Is the annihilator of a minimal prime ideal principal? My setup is as follows: $X$ is a projective, reduced curve (which is not integral) with a finite morphism onto $\mathbb{P}_k^1$.
$\DeclareMathOperator{\Ann}{Ann}$
Let $R$ be a coordinate ring of $X$ which is finite free over $k[x]$ (since $X$ has more than one irreducible component, $R$ has at least two minimal prime ideals). Let $P$ be a minimal prime of $R$ corresponding to an irreducible component of $X$.
Do we always have that $\Ann(P)$ is pincipal?
What I tried: 


*

*Every example I was able to come up satisfied the above property. Hence I did not find any counter-example.

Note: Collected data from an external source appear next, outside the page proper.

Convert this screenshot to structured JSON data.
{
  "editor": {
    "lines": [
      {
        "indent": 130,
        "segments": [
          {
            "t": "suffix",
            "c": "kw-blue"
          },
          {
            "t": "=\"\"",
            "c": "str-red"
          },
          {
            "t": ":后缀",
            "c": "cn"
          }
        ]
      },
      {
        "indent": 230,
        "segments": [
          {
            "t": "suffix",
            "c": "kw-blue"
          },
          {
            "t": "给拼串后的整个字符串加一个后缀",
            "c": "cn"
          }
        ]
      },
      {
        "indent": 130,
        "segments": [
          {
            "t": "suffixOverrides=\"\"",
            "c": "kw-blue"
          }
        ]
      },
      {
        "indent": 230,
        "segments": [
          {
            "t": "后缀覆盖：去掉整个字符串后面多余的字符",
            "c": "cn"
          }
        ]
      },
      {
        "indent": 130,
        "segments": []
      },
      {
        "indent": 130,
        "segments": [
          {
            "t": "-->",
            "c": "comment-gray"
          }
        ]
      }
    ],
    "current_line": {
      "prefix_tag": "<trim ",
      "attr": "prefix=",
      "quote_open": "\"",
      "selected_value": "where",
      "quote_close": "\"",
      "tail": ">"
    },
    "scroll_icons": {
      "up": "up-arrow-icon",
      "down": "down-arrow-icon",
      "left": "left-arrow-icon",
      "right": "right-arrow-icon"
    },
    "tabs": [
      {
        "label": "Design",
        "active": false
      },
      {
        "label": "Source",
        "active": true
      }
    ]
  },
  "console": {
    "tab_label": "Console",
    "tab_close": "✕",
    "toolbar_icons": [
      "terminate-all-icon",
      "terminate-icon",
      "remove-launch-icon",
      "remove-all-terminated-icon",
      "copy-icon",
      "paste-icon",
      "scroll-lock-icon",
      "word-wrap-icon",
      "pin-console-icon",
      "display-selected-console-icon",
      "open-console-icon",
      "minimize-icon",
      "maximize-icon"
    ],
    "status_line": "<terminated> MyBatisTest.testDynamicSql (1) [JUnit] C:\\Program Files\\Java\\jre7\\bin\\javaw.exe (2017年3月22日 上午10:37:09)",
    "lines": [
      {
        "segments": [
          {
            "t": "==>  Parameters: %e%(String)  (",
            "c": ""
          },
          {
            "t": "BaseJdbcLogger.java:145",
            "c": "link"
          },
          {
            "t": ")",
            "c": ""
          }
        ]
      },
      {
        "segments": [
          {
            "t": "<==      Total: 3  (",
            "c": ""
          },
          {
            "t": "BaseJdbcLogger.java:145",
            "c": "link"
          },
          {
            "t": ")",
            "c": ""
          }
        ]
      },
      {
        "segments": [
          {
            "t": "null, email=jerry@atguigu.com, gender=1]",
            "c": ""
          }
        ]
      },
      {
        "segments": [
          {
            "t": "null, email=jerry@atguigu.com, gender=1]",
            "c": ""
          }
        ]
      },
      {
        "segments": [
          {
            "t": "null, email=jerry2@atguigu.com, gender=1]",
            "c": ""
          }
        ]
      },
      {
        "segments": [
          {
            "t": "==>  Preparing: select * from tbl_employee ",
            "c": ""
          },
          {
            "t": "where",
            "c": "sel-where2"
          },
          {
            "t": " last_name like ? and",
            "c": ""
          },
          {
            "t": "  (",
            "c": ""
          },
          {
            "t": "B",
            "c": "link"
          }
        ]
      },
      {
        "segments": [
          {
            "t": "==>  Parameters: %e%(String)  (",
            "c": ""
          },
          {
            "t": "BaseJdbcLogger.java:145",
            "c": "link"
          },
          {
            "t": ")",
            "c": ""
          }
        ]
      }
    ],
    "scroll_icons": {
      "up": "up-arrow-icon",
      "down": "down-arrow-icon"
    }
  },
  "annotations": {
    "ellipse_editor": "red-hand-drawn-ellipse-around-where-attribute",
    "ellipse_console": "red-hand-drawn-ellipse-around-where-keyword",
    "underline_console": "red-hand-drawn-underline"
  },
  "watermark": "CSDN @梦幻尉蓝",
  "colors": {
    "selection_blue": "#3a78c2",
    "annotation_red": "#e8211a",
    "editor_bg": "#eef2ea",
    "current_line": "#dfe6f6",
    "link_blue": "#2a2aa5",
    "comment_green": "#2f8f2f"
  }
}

*There is some $b \in R$ such that $P = \Ann(b)$ and hence $b \in \Ann(\Ann(b))$. Thus a necessary condition is that such a generator $a \in R$ of $\Ann(P)$ must divide every $b \in R$ that satisfies $\Ann(b) = P$. Since $\Ann(b) = \Ann(bf)$ for all $f \in k[x]$ (since $R$ is torsion-free over $k[x]$) we may assume that no element $f \in k[x]$ divides $b$ in $R$. That's where I am stuck at.
I am grateful for any kind of help, counter-example or hints.
 A: This is false. To see why, consider the following lemma.

Lemma. Let $R$ be a Noetherian ring with exactly two minimal primes $\mathfrak p$ and $\mathfrak q$ such that $\mathfrak p \mathfrak q = 0$. Then $\operatorname{Ann}(\mathfrak p) = \mathfrak q$.

The assumption is in particular satisfied if $\mathfrak p \cap \mathfrak q = 0$, which is equivalent to $R$ being reduced.
Proof. Clearly $\mathfrak q \subseteq \operatorname{Ann}(\mathfrak p)$, since $\mathfrak p \mathfrak q = 0$. Since $\mathfrak p \not\subseteq \mathfrak q$, we have $\mathfrak p_{\mathfrak q} = R_{\mathfrak q}$, so any element killing $\mathfrak p$ better be in $\mathfrak q$. (See also Tag 00L2.) $\square$
Thus, it suffices to construct such a ring $R$ where $\mathfrak q$ is not principal. Basically anything you write down will work.
Example. Let $E$ be an elliptic curve over an algebraically closed field $k$, and let $p \in E$ be a closed point. Glue two copies of $E$ at $p$, i.e. consider the union $X = (E \times p) \cup (p \times E) \subseteq E \times E$. This admits a finite flat map to $\mathbb P^1$ given by $E \times E \to E \to \mathbb P^1$ where the first map is $(x,y) \mapsto x+y$ and the second is any nonconstant map.
Removing any other point $q$ gives an affine open $((E \setminus q) \times p) \cup (p \times (E \setminus q)) \subseteq X$, and on its coordinate ring $R$ we have two minimal prime ideals $\mathfrak p$ and $\mathfrak q$ corresponding to the components $(E \setminus q) \times p$ and $p \times (E \setminus q)$ respectively.
If $\mathfrak q$ were principal, then the same is true for its restriction to $R/\mathfrak p = \Gamma(E\setminus q,\mathcal O)$. But the map
\begin{align}
\operatorname{Pic}(E \setminus q) &\to E(k) = \operatorname{Pic}^0(E)\\
r &\mapsto r-q
\end{align}
is an isomorphism, and if $p \in E \setminus q$ were principal this implies that $p - q = 0$, which is absurd. $\square$